The USDA is mulling a
plan to boost prices by
cutting the supply

From staff and wire reports

Tapa

Hawaii sugar growers joined their counterparts from across the country to plead in Congress today for action that would raise prices enough to keep them from going out of business.

Federal agriculture officials, meanwhile, said they are considering a program that would pay farmers not to produce sugar. Department of Agriculture representatives told a hearing of the Senate Agriculture Committee that the most feasible way to prop up domestic sugar prices at the least cost to taxpayers would be to give growers some of the surplus sugar the government is holding.

The growers would not take possession of the sugar but would instead receive a "payment in kind" certificate, exchangeable for cash.

Critics derided the idea as a desperate attempt to bail out growers, who they say are partly to blame for the surplus.

Because of a steep drop in prices, growers have been threatening to forfeit to the government up to $500 million worth of sugar that is pledged as collateral on federal marketing loans.

USDA recently bought 132,000 tons of sugar at a cost of $54 million to avoid forfeitures this summer, but another 1.4 million tons are still under loan.

Growers said the current sugar program of import quotas and loans is not helping them.

E. Alan Kennett, president and general manager of Gay & Robinson, a family-owned sugar business on Kauai, told the Congressional committee that production in Hawaii is down by two-thirds since the early 1980s and he noted that sugar is no longer grown on Oahu or the Big Island.

"Unfortunately, since the demise of sugar on the Big Island, nothing has replaced sugar as a viable agricultural crop and the former cane lands remain idle, overgrown with weeds," Kennett said. "Unemployment is high and drug usage, marijuana growing and drug trafficking have increased dramatically."

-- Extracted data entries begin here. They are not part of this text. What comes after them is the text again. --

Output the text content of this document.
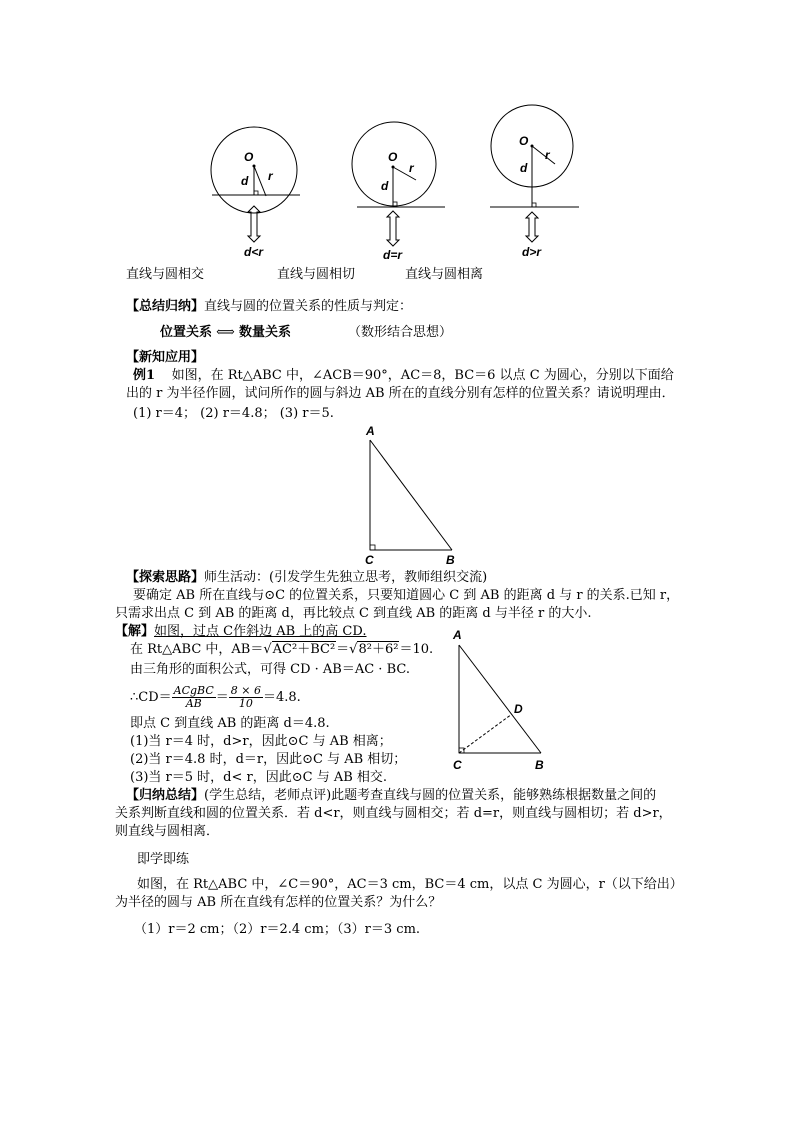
O
d r
d<r
O
d
r
d=r
O
d
r
d>r
直线与圆相交	直线与圆相切	直线与圆相离
【总结归纳】直线与圆的位置关系的性质与判定：
位置关系 ⟺ 数量关系	（数形结合思想）
【新知应用】
例1 如图，在 Rt△ABC 中，∠ACB＝90°，AC＝8，BC＝6 以点 C 为圆心，分别以下面给
出的 r 为半径作圆，试问所作的圆与斜边 AB 所在的直线分别有怎样的位置关系？请说明理由．
(1) r＝4； (2) r＝4.8； (3) r＝5.
A
C	B
【探索思路】师生活动：(引发学生先独立思考，教师组织交流)
要确定 AB 所在直线与⊙C 的位置关系，只要知道圆心 C 到 AB 的距离 d 与 r 的关系.已知 r，
只需求出点 C 到 AB 的距离 d，再比较点 C 到直线 AB 的距离 d 与半径 r 的大小.
【解】如图，过点 C作斜边 AB 上的高 CD.
在 Rt△ABC 中，AB＝√AC²＋BC²＝√8²＋6²＝10.
由三角形的面积公式，可得 CD · AB＝AC · BC.
∴CD＝ $\frac{\text{ACgBC}}{AB} = \frac{8 \times 6}{10} =4.8$.
即点 C 到直线 AB 的距离 d＝4.8.
(1)当 r＝4 时，d>r，因此⊙C 与 AB 相离；
(2)当 r＝4.8 时，d＝r，因此⊙C 与 AB 相切；
(3)当 r＝5 时，d< r，因此⊙C 与 AB 相交.
A
D
C	B
【归纳总结】(学生总结，老师点评)此题考查直线与圆的位置关系，能够熟练根据数量之间的
关系判断直线和圆的位置关系．若 d<r，则直线与圆相交；若 d=r，则直线与圆相切；若 d>r，
则直线与圆相离．
即学即练
如图，在 Rt△ABC 中，∠C＝90°，AC＝3 cm，BC＝4 cm，以点 C 为圆心，r（以下给出）
为半径的圆与 AB 所在直线有怎样的位置关系？为什么？
（1）r＝2 cm；（2）r＝2.4 cm；（3）r＝3 cm.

Ray VanDriessche, president of the American Sugarbeet Growers Association, told the committee: "This is not a crisis of a particular group of growers, or growers in a particular region.

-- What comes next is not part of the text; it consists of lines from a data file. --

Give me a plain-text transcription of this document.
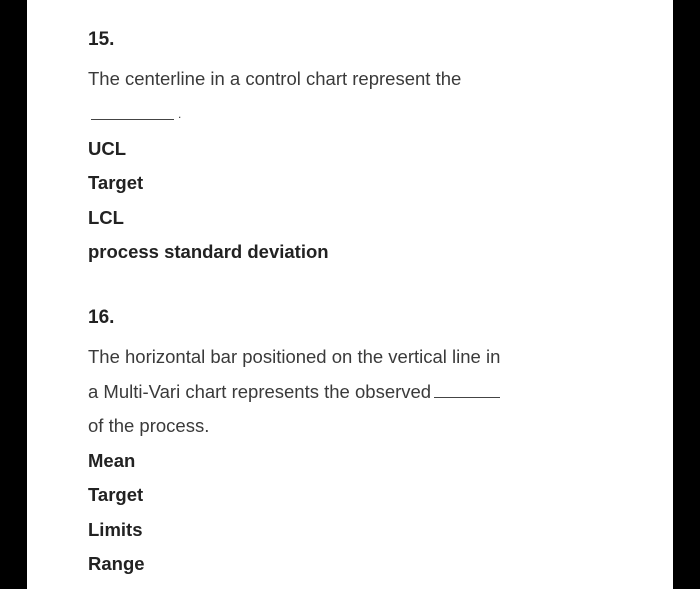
15.

The centerline in a control chart represent the

.

UCL
Target
LCL
process standard deviation

16.

The horizontal bar positioned on the vertical line in
a Multi-Vari chart represents the observed
of the process.

Mean
Target
Limits
Range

"Without exception, this economic crisis is hitting every grower through the industry because every grower's income is directly tied to the price of refined sugar."

At today's hearing, Senate Agriculture Committee Chairman Richard Lugar said the idea of paying growers not to grow sugar was "ill-conceived" and he called for greater sugar policy reform.

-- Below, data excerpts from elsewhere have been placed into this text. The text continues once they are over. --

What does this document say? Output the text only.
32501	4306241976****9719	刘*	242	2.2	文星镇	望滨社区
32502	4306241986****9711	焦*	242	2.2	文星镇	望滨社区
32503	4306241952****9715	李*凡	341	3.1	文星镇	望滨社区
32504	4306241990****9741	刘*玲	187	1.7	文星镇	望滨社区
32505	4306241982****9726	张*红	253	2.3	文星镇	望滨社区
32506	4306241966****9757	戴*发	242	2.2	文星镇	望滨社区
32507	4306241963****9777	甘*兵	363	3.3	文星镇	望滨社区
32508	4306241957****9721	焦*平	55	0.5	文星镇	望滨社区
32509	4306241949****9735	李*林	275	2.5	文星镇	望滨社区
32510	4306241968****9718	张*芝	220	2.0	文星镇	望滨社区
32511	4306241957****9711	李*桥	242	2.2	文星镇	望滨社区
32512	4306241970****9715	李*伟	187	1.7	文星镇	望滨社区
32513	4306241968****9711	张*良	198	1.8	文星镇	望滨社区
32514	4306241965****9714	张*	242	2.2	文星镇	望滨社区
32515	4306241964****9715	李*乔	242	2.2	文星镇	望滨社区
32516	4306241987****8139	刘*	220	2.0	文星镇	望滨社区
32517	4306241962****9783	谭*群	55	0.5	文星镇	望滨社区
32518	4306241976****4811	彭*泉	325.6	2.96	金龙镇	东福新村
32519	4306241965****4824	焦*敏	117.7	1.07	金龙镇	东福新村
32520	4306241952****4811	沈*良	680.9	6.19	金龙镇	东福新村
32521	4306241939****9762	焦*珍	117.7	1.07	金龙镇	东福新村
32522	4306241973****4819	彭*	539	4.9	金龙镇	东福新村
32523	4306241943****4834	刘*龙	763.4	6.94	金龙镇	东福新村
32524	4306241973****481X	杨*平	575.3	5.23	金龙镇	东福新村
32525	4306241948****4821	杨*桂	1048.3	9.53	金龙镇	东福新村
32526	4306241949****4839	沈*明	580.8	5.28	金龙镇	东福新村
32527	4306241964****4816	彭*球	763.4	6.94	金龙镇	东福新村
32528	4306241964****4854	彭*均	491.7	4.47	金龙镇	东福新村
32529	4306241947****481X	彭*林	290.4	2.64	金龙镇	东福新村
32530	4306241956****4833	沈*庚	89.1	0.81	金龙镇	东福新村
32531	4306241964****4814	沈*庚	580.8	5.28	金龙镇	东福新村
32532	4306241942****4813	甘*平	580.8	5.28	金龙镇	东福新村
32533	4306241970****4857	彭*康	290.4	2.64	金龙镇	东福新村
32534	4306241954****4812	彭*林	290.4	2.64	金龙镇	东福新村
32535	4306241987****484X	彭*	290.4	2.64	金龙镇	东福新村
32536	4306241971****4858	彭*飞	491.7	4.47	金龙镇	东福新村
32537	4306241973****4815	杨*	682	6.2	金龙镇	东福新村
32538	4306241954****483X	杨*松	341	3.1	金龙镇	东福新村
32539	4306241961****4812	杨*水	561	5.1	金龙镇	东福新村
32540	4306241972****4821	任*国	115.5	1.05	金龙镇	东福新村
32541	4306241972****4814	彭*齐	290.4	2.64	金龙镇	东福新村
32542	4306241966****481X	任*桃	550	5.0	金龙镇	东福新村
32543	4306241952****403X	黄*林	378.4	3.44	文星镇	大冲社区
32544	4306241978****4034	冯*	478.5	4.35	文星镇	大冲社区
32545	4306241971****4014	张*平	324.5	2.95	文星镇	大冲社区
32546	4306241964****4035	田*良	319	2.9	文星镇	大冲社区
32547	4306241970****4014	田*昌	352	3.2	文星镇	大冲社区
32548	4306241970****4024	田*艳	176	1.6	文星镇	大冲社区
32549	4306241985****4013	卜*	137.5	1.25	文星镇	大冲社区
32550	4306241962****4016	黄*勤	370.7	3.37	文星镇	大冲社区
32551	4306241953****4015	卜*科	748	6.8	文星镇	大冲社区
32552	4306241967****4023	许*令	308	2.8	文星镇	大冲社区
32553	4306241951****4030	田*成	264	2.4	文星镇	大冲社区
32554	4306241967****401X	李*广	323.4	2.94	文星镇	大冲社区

The Clinton administration's latest budget estimates show "the current (sugar) program will cost taxpayers over $1 billion and result in the accumulation of over 5 billion pounds of sugar in government inventory between now and 2005," the Indiana Republican said.

"We can no longer permit this program to continue on this indefensible path," Lugar said.

Gus Schumacher, undersecretary for farm and foreign agricultural services, said low sugar prices make it likely that processors will forfeit substantial amounts of sugar to the government over the next several months.

As a result, the department is seriously considering a program that would use stocks the government acquires to pay farmers to plow under some of their sugar fields, Schumacher said.